Llevarla hasta su país, por el que expresa sentimientos encontrados. Un país que ama, pero que al mismo tiempo critica. Porque no entiende, porque no comprende, cómo es posible que un Estado que sufre una invasión, se posicione ahora con Netanyahu (presidente de Israel) y sus inhumanas pretensiones. Por más que Zelenski (presidente de Ucrania) sea también judío, no es lazo suficiente para justificar "el cínico doble rasero". Un país, el suyo, que lo siente como hogar, pero en el que al mismo tiempo se siente extranjera, donde ha sufrido el racismo en su piel: "Me preguntan por mi color más moreno, que no encaja siendo ucraniana. Desconfían si explico que tengo raíces palestinas. Me han llegado a acusar de terrorista". Un país, el suyo, en el que asegura que pese a la difícil situación "ni se acerca" a la que considera su otra tierra, su otra patria: Palestina.

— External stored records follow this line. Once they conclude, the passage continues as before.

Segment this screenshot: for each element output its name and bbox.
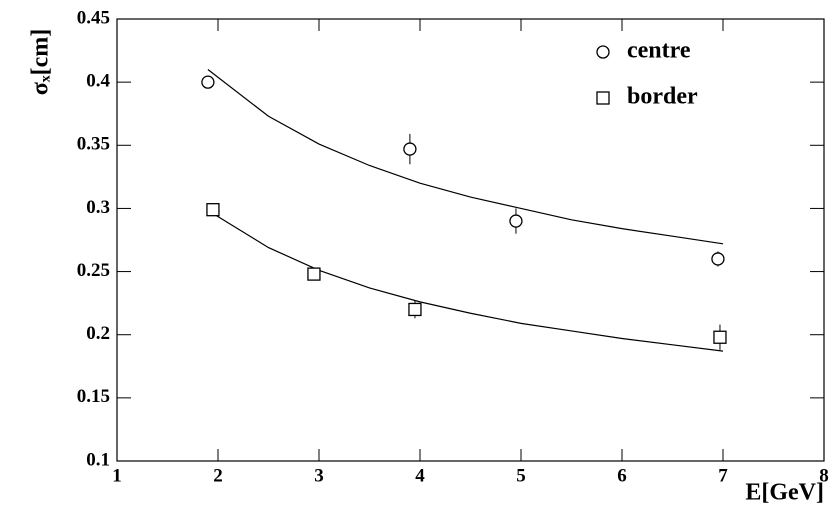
y-axis-label: σₓ[cm]	[28, 29, 54, 96]
y-tick-label: 0.45	[77, 7, 110, 28]
y-tick-label: 0.25	[77, 260, 110, 281]
data-point	[509, 214, 523, 228]
x-tick-label: 6	[617, 465, 627, 486]
fit-curve	[212, 212, 724, 352]
y-tick-label: 0.1	[86, 449, 110, 470]
legend-label: border	[627, 84, 698, 110]
legend-marker	[596, 45, 610, 59]
x-tick-label: 7	[718, 465, 728, 486]
x-tick-label: 5	[516, 465, 526, 486]
x-axis-label: E[GeV]	[745, 480, 824, 506]
data-point	[403, 142, 417, 156]
plot-frame	[116, 18, 825, 462]
data-point	[711, 252, 725, 266]
x-tick-label: 3	[314, 465, 324, 486]
x-tick-label: 1	[112, 465, 122, 486]
legend-marker	[596, 91, 610, 105]
x-tick-label: 8	[819, 465, 829, 486]
fit-curve	[207, 69, 724, 245]
data-point	[408, 302, 422, 317]
y-tick-label: 0.3	[86, 197, 110, 218]
legend-label: centre	[627, 38, 691, 64]
x-tick-label: 4	[415, 465, 425, 486]
data-point	[713, 330, 727, 344]
y-tick-label: 0.4	[86, 71, 110, 92]
data-point	[201, 75, 215, 89]
y-tick-label: 0.35	[77, 134, 110, 155]
y-tick-label: 0.2	[86, 323, 110, 344]
data-point	[307, 267, 321, 281]
x-tick-label: 2	[213, 465, 223, 486]
data-point	[206, 203, 220, 217]
y-tick-label: 0.15	[77, 386, 110, 407]
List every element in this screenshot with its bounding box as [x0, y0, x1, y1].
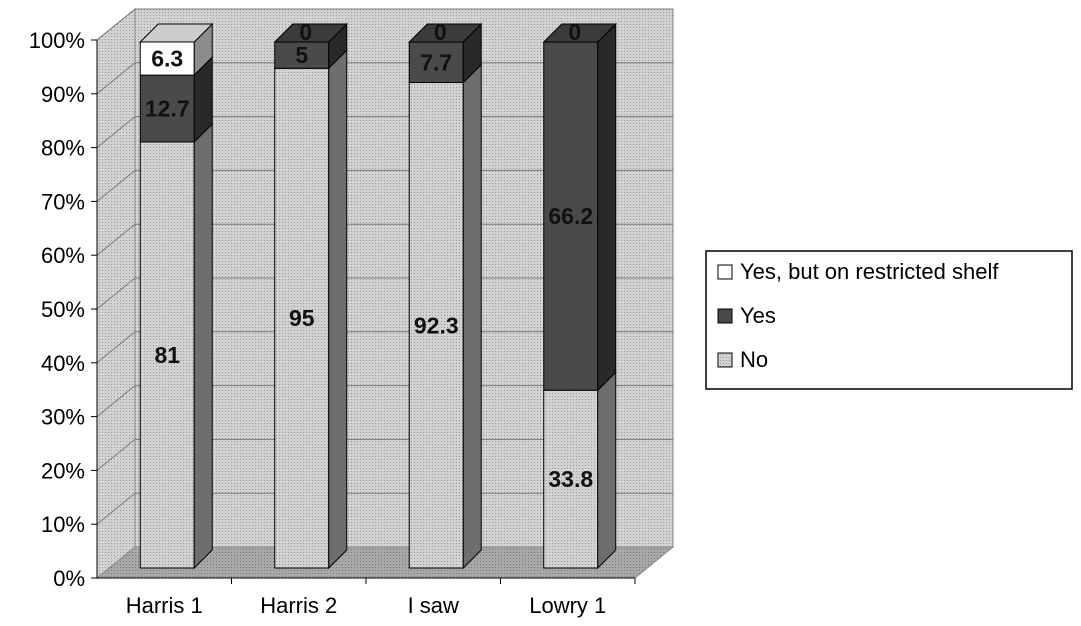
data-label: 0 [434, 19, 447, 45]
gridlines [96, 8, 673, 525]
x-category-label: Harris 2 [260, 593, 337, 618]
x-category-label: I saw [408, 593, 459, 618]
gridline [96, 8, 673, 41]
legend-entry: No [740, 347, 768, 372]
y-tick-label: 80% [41, 136, 85, 161]
gridline [96, 385, 673, 417]
y-tick-label: 0% [53, 566, 85, 591]
gridline [96, 277, 673, 310]
data-label: 7.7 [420, 49, 452, 75]
bar-side [597, 22, 617, 392]
data-label: 81 [154, 342, 180, 368]
y-tick-label: 10% [41, 512, 85, 537]
legend-swatch [717, 264, 733, 280]
y-tick-label: 60% [41, 243, 85, 268]
bar-segment-yes [543, 41, 599, 391]
gridline [96, 492, 673, 525]
data-label: 33.8 [548, 466, 593, 492]
legend-swatch [717, 352, 733, 368]
data-label: 6.3 [151, 46, 183, 72]
bar-top [273, 23, 348, 43]
data-label: 66.2 [548, 203, 593, 229]
bar-top [542, 23, 617, 43]
y-tick-label: 50% [41, 297, 85, 322]
data-label: 92.3 [414, 312, 459, 338]
x-category-label: Lowry 1 [529, 593, 606, 618]
bar-top [139, 23, 214, 43]
y-tick-label: 70% [41, 189, 85, 214]
legend-box [705, 250, 1073, 390]
y-tick-label: 30% [41, 405, 85, 430]
y-tick-label: 100% [29, 28, 85, 53]
gridline [96, 331, 673, 364]
bar-segment-yes [274, 41, 330, 69]
bar-segment-no [274, 67, 330, 569]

Porque Aiia no justifica ningún ataque, ninguna muerte de civiles. Condena todas. También las que cometió Hamás. Pero advierte: la culpa del exterminio no es de Hamás: "Porque, si la culpa es de Hamás, ¿para qué matan a mis hermanos pequeños, a mi hermana; para qué asesinan a mi gente, que ninguna forma parte de la organización? Están yendo contra inocentes, contra bebés, contra todo el mundo para expandirse, para exterminarnos".

"Contra todo el mundo". Un todo el mundo que engloba a generaciones que sólo conocen la guerra. Un todo el mundo que recoge a los enfermos en los hospitales. Un todo el mundo que se resumen en conversaciones telefónicas interrumpidas por los bombardeos, como aquella última junto a su padre y su hermana, donde se escuchaban las explosiones que entrecortaban las frases. De nuevo, se quiebra su voz, rompe a llorar y acerca una servilleta a sus ojos. Aquella fue la última vez que pudo hablar de forma directa con Gaza. Desde entonces, cortaron todas las vías.

-¿Cómo estás?

"Tengo un mal presentimiento. Llevo días sin tener noticias. Lo último fueron unas fotos que me envió mi primo, de mi padre y mi hermana, para que supiera que siguen vivos, porque si no tenía esas imágenes no le iba a creer". Y entonces vuelve a sacar el móvil y muestra a su padre con el rostro hecho jirones, la nariz sin piel, el brazo por encima de su hija y una sonrisa en el rostro. Un padre que le pidió tres cosas en su última conversación con el estruendo de la guerra de fondo. La primera: que nunca olvidara que la quería. La segunda: que hiciera todo lo posible para sacar a su hermana de la Franja. Y la tercera: que contara la historia de su familia, los 14 muertos y los tantos heridos, la historia de su tierra, de sus vecinos y paisanos, la historia que escupe en un español chapurreado, a trompicones y con la voz entrecortada una tarde de diciembre. Una historia de derrotas y miedos. Una historia, a los apenas 23 años, que es la historia de su vida.